Senhor Bastonário da Ordem dos Economistas
Senhor Presidente da Comissão Organizadora do Congresso
Caros Economistas
Senhoras e Senhores

Começo por saudar, na pessoa do seu Bastonário, a Ordem dos Economistas, que muito tem pugnado pela promoção e pela dignificação da profissão. Esta iniciativa é, de resto, um expressivo testemunho de vitalidade da Ordem. Saúdo também o Presidente da Comissão Organizadora deste II Congresso dos Economistas e todos os participantes que irão debater, durante dois dias, temas tão complexos quanto oportunos.

Aos Professores Manuel Jacinto Nunes, Bento Murteira e Simões Lopes, bem como aos Professores Ernâni Lopes e Eduardo Catroga, hoje aqui homenageados pela Ordem dos Economistas, dirijo uma palavra de muito apreço e amizade. É mais do que justo reconhecer publicamente os relevantes contributos que têm dado nos domínios da economia, da estatística e da gestão e, mais do que isso, a sua qualidade de professores de craveira excepcional que formaram gerações de economistas e gestores no nosso País.

É-me particularmente grato dirigir-me a todos vós na sessão de abertura deste Congresso. Faço-o na qualidade de Presidente da República. Não esqueço, contudo, a formação de economista que é a minha e que, naturalmente, marcou o meu pensamento e muito me ajudou a lidar com os desafios que tenho enfrentado nas minhas responsabilidades públicas.

Nas sociedades modernas, o papel do economista é crucial. O domínio das ciências económicas é fundamental para os poderes públicos administrarem os recursos do Estado com sentido estratégico, eficiência e equidade.

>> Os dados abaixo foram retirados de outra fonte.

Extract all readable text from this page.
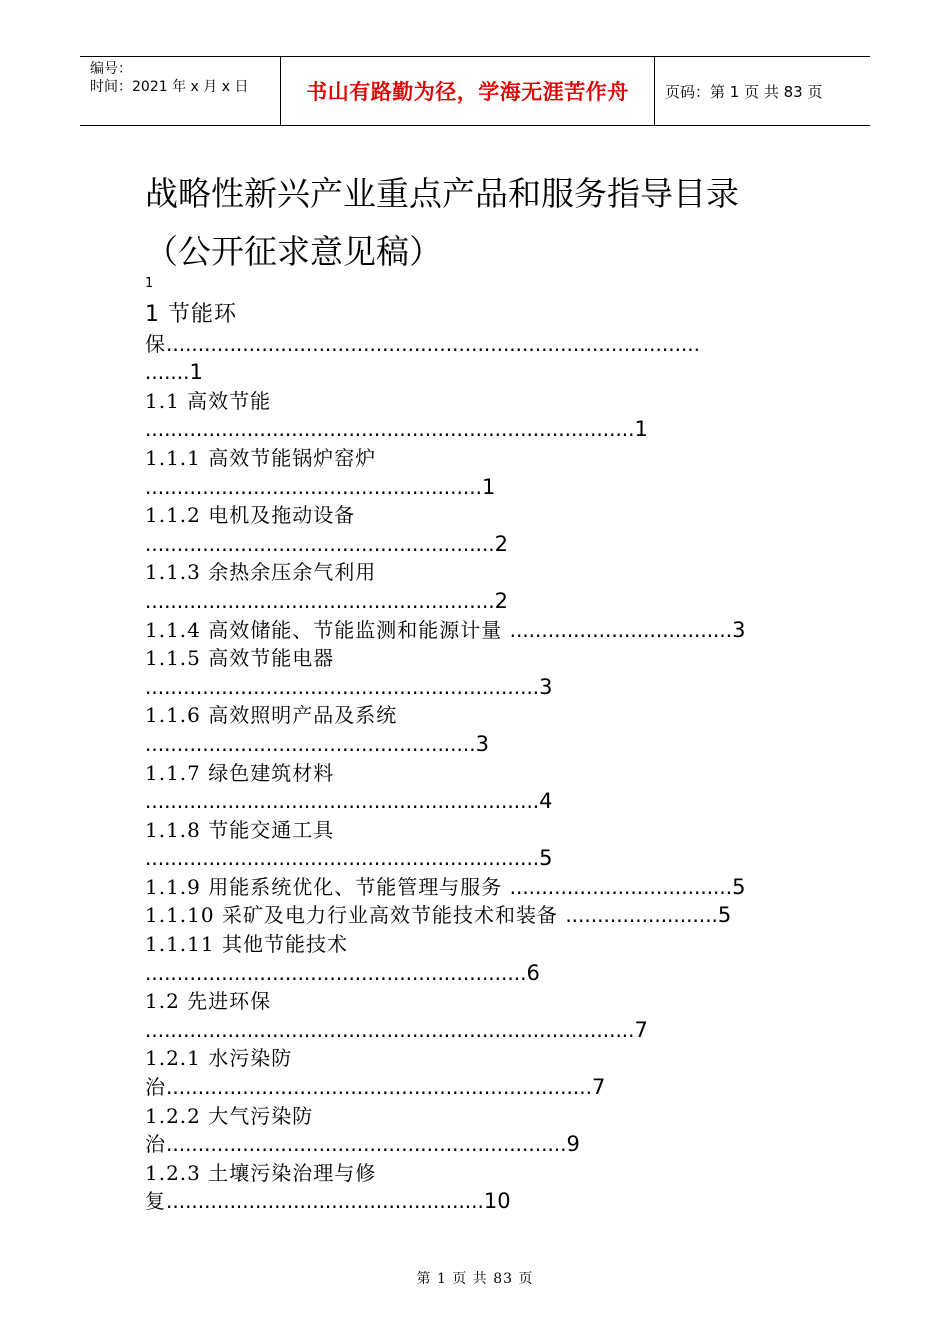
编号：
时间：2021 年 x 月 x 日	书山有路勤为径，学海无涯苦作舟	页码：第 1 页 共 83 页
战略性新兴产业重点产品和服务指导目录
（公开征求意见稿）
1
1 节能环
保....................................................................................
.......1
1.1 高效节能
.............................................................................1
1.1.1 高效节能锅炉窑炉
.....................................................1
1.1.2 电机及拖动设备
.......................................................2
1.1.3 余热余压余气利用
.......................................................2
1.1.4 高效储能、节能监测和能源计量 ...................................3
1.1.5 高效节能电器
..............................................................3
1.1.6 高效照明产品及系统
....................................................3
1.1.7 绿色建筑材料
..............................................................4
1.1.8 节能交通工具
..............................................................5
1.1.9 用能系统优化、节能管理与服务 ...................................5
1.1.10 采矿及电力行业高效节能技术和装备 ........................5
1.1.11 其他节能技术
............................................................6
1.2 先进环保
.............................................................................7
1.2.1 水污染防
治...................................................................7
1.2.2 大气污染防
治...............................................................9
1.2.3 土壤污染治理与修
复..................................................10
第 1 页 共 83 页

É igualmente instrumental na gestão das empresas, em particular face ao confronto competitivo que se lhes depara na era global que é a nossa.

Os economistas, seja pela abrangência da sua formação específica, seja pela capacidade que adquirem para integrar diferentes conhecimentos e áreas do saber, são actores decisivos na modernização da economia e da sociedade.

Deles se espera que contribuam para a racionalização dos meios e para a inovação de produtos e de métodos. Deles se espera, também, que promovam uma renovada responsabilidade social dos agentes económicos, sejam eles públicos ou privados.

Destaco, em particular, o papel que lhes cabe como agentes promotores das mudanças necessárias para garantir o progresso económico e social.

Quem, melhor do que os economistas, entende a importância da inovação como factor de competitividade das empresas e como instrumento para melhorar a eficiência e a qualidade das políticas públicas? E é deles, igualmente, que se esperam soluções políticas que permitam contemplar, nesse processo de necessária e inevitável mudança, preocupações de equidade e de coesão social.

Por outro lado, a sua actividade profissional, em particular daqueles que se dedicam à gestão, proporciona-lhes uma percepção privilegiada da responsabilidade social das empresas. Esta é uma dimensão nova da actividade empresarial, que é tanto mais importante quanto mais avançamos na globalização dos mercados. A sustentabilidade competitiva de qualquer empresa tem de integrar a responsabilidade social como um dos activos de afirmação e de sucesso.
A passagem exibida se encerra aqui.